C’era una volta un uomo che non voleva più combattere: da troppi anni la guerra stringeva la sua vita in una terra di fango e di nebbia, di alberi bruciati e di fucili imbracciati per difendersi da tutti, sempre.
Così una notte scappò, con i soli vestiti addosso, e un paio di grossi scarponi ai piedi, le mani ancora fredde dell’arma tenuta in pugno fino a quel momento.
Camminò e camminò e camminò ancora fino all’inverno, fino alle montagne.
Poi, cominciò a salire.
La neve aveva ricamato già molte albe intorno ai suoi scarponi pesanti, quando l’uomo si trovò in un bosco di alberi dalla corteccia rossa come il fuoco, le cui chiome di larghe frasche verdi e fitte erano tanti mantelli contro il freddo: era il bosco dei violini. I fusti dei suoi abeti altissimi donavano il legno per creare questi strumenti musicali che hanno il suono più vicino alla voce umana.
Al centro di tanta bellezza assoluta, lontano dal fango della guerra, l’uomo si fermò.
Stette a lungo dritto davanti all’albero più alto, come di fronte a uno specchio, gli scarponi affondati nel suolo morbido del bosco, in un silenzio benedetto, che pareva un lungo sentiero da percorrere per arrivare alla musica, o per tornare a casa.
Fu allora che un pettirosso si posò sulla sua spalla. L’uomo avvertì le zampine delicate dell’uccellino vibrare con la sua pelle, attraverso gli abiti lisi. Contrastanti e fortissime furono le sensazioni che provò: fu la tenerezza di nascere e insieme la paura di morire; allora, cominciò a tremare e gli venne una strana nostalgia del suo fucile, come se dovesse difendersi da tanta dolce bellezza.
Il pettirosso sentì quel tremito e, tra meraviglia e timore, provò la stessa paura e volò via tra gli abeti, con il suo canto stretto nel piccolo petto di brace.
L’uomo aveva gli occhi umidi quando si voltò e, con la neve sulle ciglia, mise migliaia di passi tra sé e la bellezza infinita del bosco dei violini, passi pesanti negli scarponi gravidi di terra e silenzio. Si fermò di nuovo solo dopo molto cammino, davanti a una vecchia casetta diroccata.
Entrò, scavò un buco nel pavimento di terra e scivolò in un sonno di molte stagioni, nascondendo i desideri e la vita sotto uno strato di terra scura.
Ma mentre l’uomo dormiva, sotto i suoi scarponi immobili, un segreto, vivo e silenzioso, aspettava la primavera; le suole dentate avevano trattenuto con la terra del bosco un piccolo semino di abete rosso. Con le prime piogge, il semino aveva spinto le sue piccole radici nel pavimento di terra; dal tetto sfondato i raggi del sole e le gocce dal cielo lo avevano baciato e nutrito per anni finché era diventato uno splendido altissimo albero.
Per molti anni fu solo un albero fuori luogo in una vecchia casa abbandonata, finché una notte di un Natale di pace, passò di lì un musicista con il suo strumento.
Attratto dall’albero che liberava la sua bellezza solitaria nel cielo buio, l’uomo si fermò, accese un fuoco, si scaldò le mani, imbracciò il violino e tra i fiocchi bianchi, diede voce a una musica splendida, delicata e fragile come il cristallo e profonda come gli occhi di un figlio.
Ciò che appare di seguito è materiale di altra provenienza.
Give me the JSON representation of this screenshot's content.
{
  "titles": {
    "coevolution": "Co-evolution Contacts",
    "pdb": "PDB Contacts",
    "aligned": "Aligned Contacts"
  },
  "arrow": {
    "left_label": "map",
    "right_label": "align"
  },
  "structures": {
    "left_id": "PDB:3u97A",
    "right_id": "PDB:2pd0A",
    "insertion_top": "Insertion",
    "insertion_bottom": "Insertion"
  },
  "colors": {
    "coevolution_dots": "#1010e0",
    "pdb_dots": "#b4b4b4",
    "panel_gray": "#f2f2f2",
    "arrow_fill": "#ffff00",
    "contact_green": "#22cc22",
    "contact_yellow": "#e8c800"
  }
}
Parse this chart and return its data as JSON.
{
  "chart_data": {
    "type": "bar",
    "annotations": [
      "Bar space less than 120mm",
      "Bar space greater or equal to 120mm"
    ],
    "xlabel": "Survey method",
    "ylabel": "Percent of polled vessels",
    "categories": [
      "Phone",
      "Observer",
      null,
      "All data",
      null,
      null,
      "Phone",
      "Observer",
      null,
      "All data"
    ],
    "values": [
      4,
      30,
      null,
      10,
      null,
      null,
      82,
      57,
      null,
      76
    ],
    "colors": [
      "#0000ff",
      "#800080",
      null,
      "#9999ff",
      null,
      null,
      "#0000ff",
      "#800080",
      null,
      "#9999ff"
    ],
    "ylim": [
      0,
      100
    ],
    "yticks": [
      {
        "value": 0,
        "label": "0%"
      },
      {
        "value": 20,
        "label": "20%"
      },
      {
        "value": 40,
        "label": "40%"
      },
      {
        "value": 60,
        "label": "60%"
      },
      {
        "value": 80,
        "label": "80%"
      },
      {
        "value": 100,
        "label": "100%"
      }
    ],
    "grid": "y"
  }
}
Il violinista suonava e il fusto dell’albero vibrava come uno strumento: vibrava come il violino che poteva diventare, memoria e destino del bosco speciale da cui veniva.
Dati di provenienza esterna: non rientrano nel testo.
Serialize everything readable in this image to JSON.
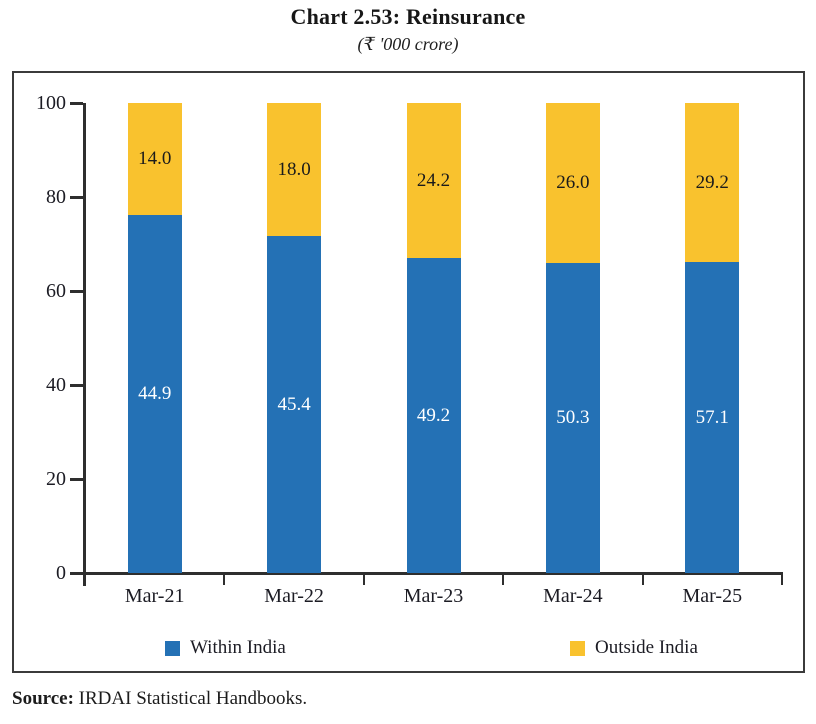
{
  "header": {
    "title": "Chart 2.53: Reinsurance",
    "subtitle": "(₹ '000 crore)"
  },
  "chart_data": {
    "type": "bar",
    "variant": "stacked-100-percent",
    "title": "Chart 2.53: Reinsurance",
    "subtitle": "(₹ '000 crore)",
    "categories": [
      "Mar-21",
      "Mar-22",
      "Mar-23",
      "Mar-24",
      "Mar-25"
    ],
    "series": [
      {
        "name": "Within India",
        "color": "#2471B5",
        "label_color": "#ffffff",
        "values": [
          44.9,
          45.4,
          49.2,
          50.3,
          57.1
        ]
      },
      {
        "name": "Outside India",
        "color": "#F9C22E",
        "label_color": "#1b1b1b",
        "values": [
          14.0,
          18.0,
          24.2,
          26.0,
          29.2
        ]
      }
    ],
    "ylabel": "",
    "xlabel": "",
    "ylim": [
      0,
      100
    ],
    "yticks": [
      0,
      20,
      40,
      60,
      80,
      100
    ],
    "grid": false,
    "legend_position": "bottom-inside",
    "bar_labels_show_absolute_values": true
  },
  "source": {
    "label": "Source:",
    "text": " IRDAI Statistical Handbooks."
  },
  "colors": {
    "within_india": "#2471B5",
    "outside_india": "#F9C22E",
    "axis": "#2e2e2e",
    "frame_border": "#3b3b3b",
    "text": "#1c1c24"
  }
}
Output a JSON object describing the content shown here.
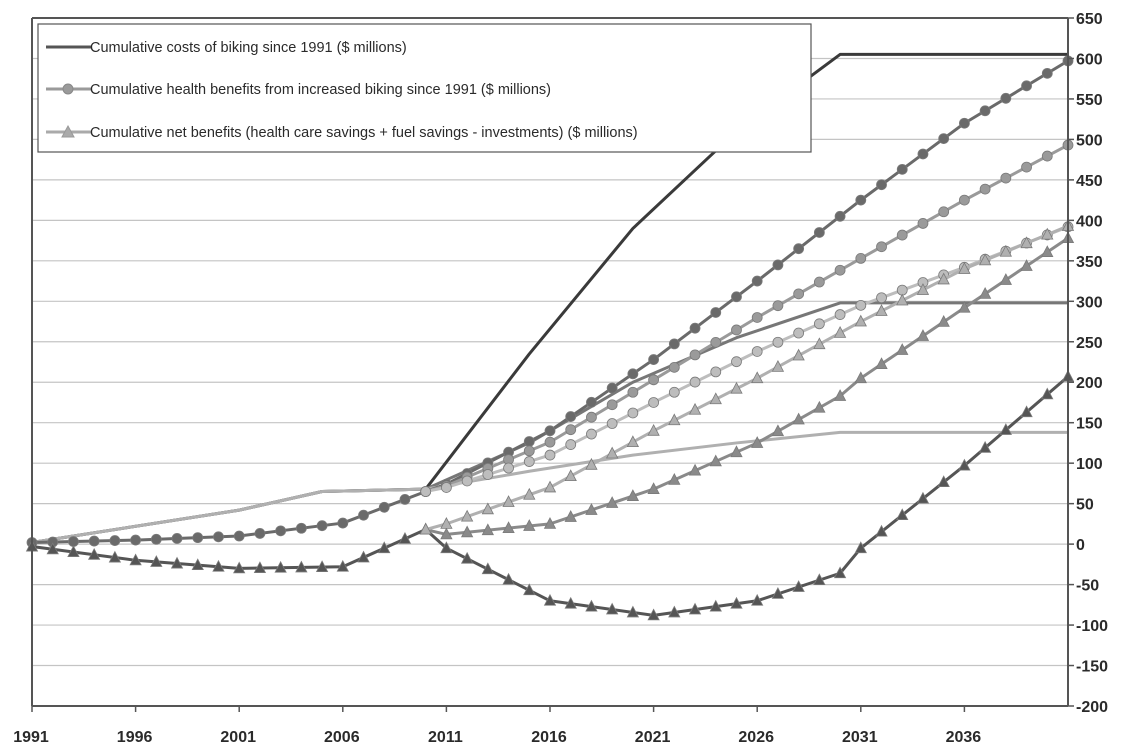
{
  "chart_data": {
    "type": "line",
    "title": "",
    "xlabel": "",
    "ylabel": "",
    "xlim": [
      1991,
      2041
    ],
    "ylim": [
      -200,
      650
    ],
    "x_ticks": [
      1991,
      1996,
      2001,
      2006,
      2011,
      2016,
      2021,
      2026,
      2031,
      2036
    ],
    "y_ticks": [
      650,
      600,
      550,
      500,
      450,
      400,
      350,
      300,
      250,
      200,
      150,
      100,
      50,
      0,
      -50,
      -100,
      -150,
      -200
    ],
    "y_axis_side": "right",
    "grid": "horizontal",
    "legend": {
      "position": "top-left",
      "entries": [
        {
          "label": "Cumulative costs of biking since 1991 ($ millions)",
          "marker": "none",
          "color": "#555555"
        },
        {
          "label": "Cumulative health benefits from increased biking since 1991 ($ millions)",
          "marker": "circle",
          "color": "#9a9a9a"
        },
        {
          "label": "Cumulative net benefits (health care savings + fuel savings - investments) ($ millions)",
          "marker": "triangle",
          "color": "#aaaaaa"
        }
      ]
    },
    "series": [
      {
        "marker": "none",
        "color": "#3a3a3a",
        "x": [
          1991,
          2001,
          2005,
          2010,
          2015,
          2020,
          2025,
          2030,
          2041
        ],
        "y": [
          2,
          42,
          65,
          68,
          235,
          390,
          510,
          605,
          605
        ]
      },
      {
        "marker": "none",
        "color": "#777777",
        "x": [
          1991,
          2001,
          2005,
          2010,
          2015,
          2020,
          2025,
          2030,
          2041
        ],
        "y": [
          2,
          42,
          65,
          68,
          125,
          200,
          255,
          298,
          298
        ]
      },
      {
        "marker": "none",
        "color": "#b0b0b0",
        "x": [
          1991,
          2001,
          2005,
          2010,
          2015,
          2020,
          2025,
          2030,
          2041
        ],
        "y": [
          2,
          42,
          65,
          68,
          90,
          110,
          125,
          138,
          138
        ]
      },
      {
        "marker": "circle",
        "color": "#6a6a6a",
        "x": [
          1991,
          1996,
          2001,
          2006,
          2010,
          2011,
          2016,
          2021,
          2026,
          2031,
          2036,
          2041
        ],
        "y": [
          2,
          5,
          10,
          26,
          65,
          74,
          140,
          228,
          325,
          425,
          520,
          597
        ]
      },
      {
        "marker": "circle",
        "color": "#9a9a9a",
        "x": [
          2010,
          2011,
          2016,
          2021,
          2026,
          2031,
          2036,
          2041
        ],
        "y": [
          65,
          72,
          126,
          203,
          280,
          353,
          425,
          493
        ]
      },
      {
        "marker": "circle",
        "color": "#bdbdbd",
        "x": [
          2010,
          2011,
          2016,
          2021,
          2026,
          2031,
          2036,
          2041
        ],
        "y": [
          65,
          70,
          110,
          175,
          238,
          295,
          342,
          392
        ]
      },
      {
        "marker": "triangle",
        "color": "#555555",
        "x": [
          1991,
          1996,
          2001,
          2006,
          2010,
          2011,
          2016,
          2021,
          2026,
          2030,
          2031,
          2036,
          2041
        ],
        "y": [
          -3,
          -20,
          -30,
          -28,
          18,
          -5,
          -70,
          -88,
          -70,
          -36,
          -5,
          97,
          207
        ]
      },
      {
        "marker": "triangle",
        "color": "#8a8a8a",
        "x": [
          2010,
          2011,
          2016,
          2021,
          2026,
          2030,
          2031,
          2036,
          2041
        ],
        "y": [
          18,
          12,
          25,
          68,
          125,
          183,
          205,
          292,
          378
        ]
      },
      {
        "marker": "triangle",
        "color": "#b0b0b0",
        "x": [
          2010,
          2011,
          2016,
          2021,
          2026,
          2031,
          2036,
          2041
        ],
        "y": [
          18,
          25,
          70,
          140,
          205,
          275,
          340,
          393
        ]
      }
    ]
  }
}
La musica penetrò nelle radici dell’albero, che si allungarono come dita morbide ancora un po’ sotto terra, e raggiunsero il cuore dell’uomo addormentato; toccandolo, accarezzandolo, risvegliarono nel suo cuore morbido di sonno la forza e la tenerezza sentite nel bosco, nel silenzio, con il pettirosso sulla spalla.
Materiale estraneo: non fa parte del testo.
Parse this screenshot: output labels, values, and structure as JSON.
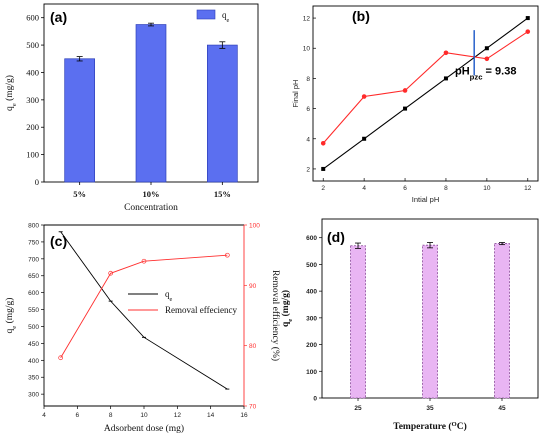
{
  "chart_data": [
    {
      "panel": "(a)",
      "type": "bar",
      "categories": [
        "5%",
        "10%",
        "15%"
      ],
      "series": [
        {
          "name": "qe",
          "values": [
            450,
            575,
            500
          ],
          "errors": [
            8,
            5,
            12
          ]
        }
      ],
      "xlabel": "Concentration",
      "ylabel": "qe (mg/g)",
      "ylim": [
        0,
        650
      ],
      "yticks": [
        0,
        100,
        200,
        300,
        400,
        500,
        600
      ],
      "legend": "top-right",
      "colors": {
        "bar": "#5b6ff0",
        "edge": "#2d3fb8"
      }
    },
    {
      "panel": "(b)",
      "type": "line",
      "x": [
        2,
        4,
        6,
        8,
        10,
        12
      ],
      "series": [
        {
          "name": "initial",
          "values": [
            2,
            4,
            6,
            8,
            10,
            12
          ],
          "color": "#000000"
        },
        {
          "name": "final",
          "values": [
            3.7,
            6.8,
            7.2,
            9.7,
            9.3,
            11.1
          ],
          "color": "#ff2a2a"
        }
      ],
      "xlabel": "Intial pH",
      "ylabel": "Final pH",
      "xlim": [
        1.5,
        12.5
      ],
      "ylim": [
        1.2,
        12.8
      ],
      "xticks": [
        2,
        4,
        6,
        8,
        10,
        12
      ],
      "yticks": [
        2,
        4,
        6,
        8,
        10,
        12
      ],
      "annotation": {
        "text": "pHpzc = 9.38",
        "main": "pH",
        "sub": "pzc",
        "tail": " = 9.38",
        "x": 9.38,
        "line_ylim": [
          8.2,
          11.2
        ],
        "color": "#1a56c8"
      }
    },
    {
      "panel": "(c)",
      "type": "line",
      "x": [
        5,
        8,
        10,
        15
      ],
      "series": [
        {
          "name": "qe",
          "axis": "left",
          "values": [
            780,
            575,
            468,
            315
          ],
          "color": "#000000"
        },
        {
          "name": "Removal effeciency",
          "axis": "right",
          "values": [
            78,
            92,
            94,
            95
          ],
          "color": "#ff3030"
        }
      ],
      "xlabel": "Adsorbent dose (mg)",
      "ylabel": "qe (mg/g)",
      "ylabel_right": "Removal efficiency (%)",
      "xlim": [
        4,
        16
      ],
      "ylim": [
        265,
        800
      ],
      "ylim_right": [
        70,
        100
      ],
      "xticks": [
        4,
        6,
        8,
        10,
        12,
        14,
        16
      ],
      "yticks": [
        300,
        350,
        400,
        450,
        500,
        550,
        600,
        650,
        700,
        750,
        800
      ],
      "yticks_right": [
        70,
        80,
        90,
        100
      ],
      "legend": "center-right"
    },
    {
      "panel": "(d)",
      "type": "bar",
      "categories": [
        "25",
        "35",
        "45"
      ],
      "series": [
        {
          "name": "qe",
          "values": [
            570,
            572,
            578
          ],
          "errors": [
            10,
            10,
            4
          ]
        }
      ],
      "xlabel": "Temperature (OC)",
      "xlabel_main": "Temperature (",
      "xlabel_sup": "O",
      "xlabel_tail": "C)",
      "ylabel": "qe (mg/g)",
      "ylim": [
        0,
        670
      ],
      "yticks": [
        0,
        100,
        200,
        300,
        400,
        500,
        600
      ],
      "colors": {
        "bar": "#e9b5f3",
        "edge": "#8a4a9a"
      }
    }
  ]
}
Quando i fiocchi di neve lasciarono il posto alle stelle lucenti e il violino al silenzio, l’uomo lasciò il suo sonno, tenendo stretto il suo sogno ritrovato, abbracciò il musicista, abbracciò l’albero e tornò sui suoi passi, verso il bosco che amava.
Lassù, il piccolo pettirosso lasciava il suo nido caldo di piume e paglia e volava tra gli abeti rossi. Era tornata la neve e mentre le note bianche cadevano dal cielo, il suo canto riempiva il bosco e andava incontro ai passi dell’uomo. Come un sentiero di stelle.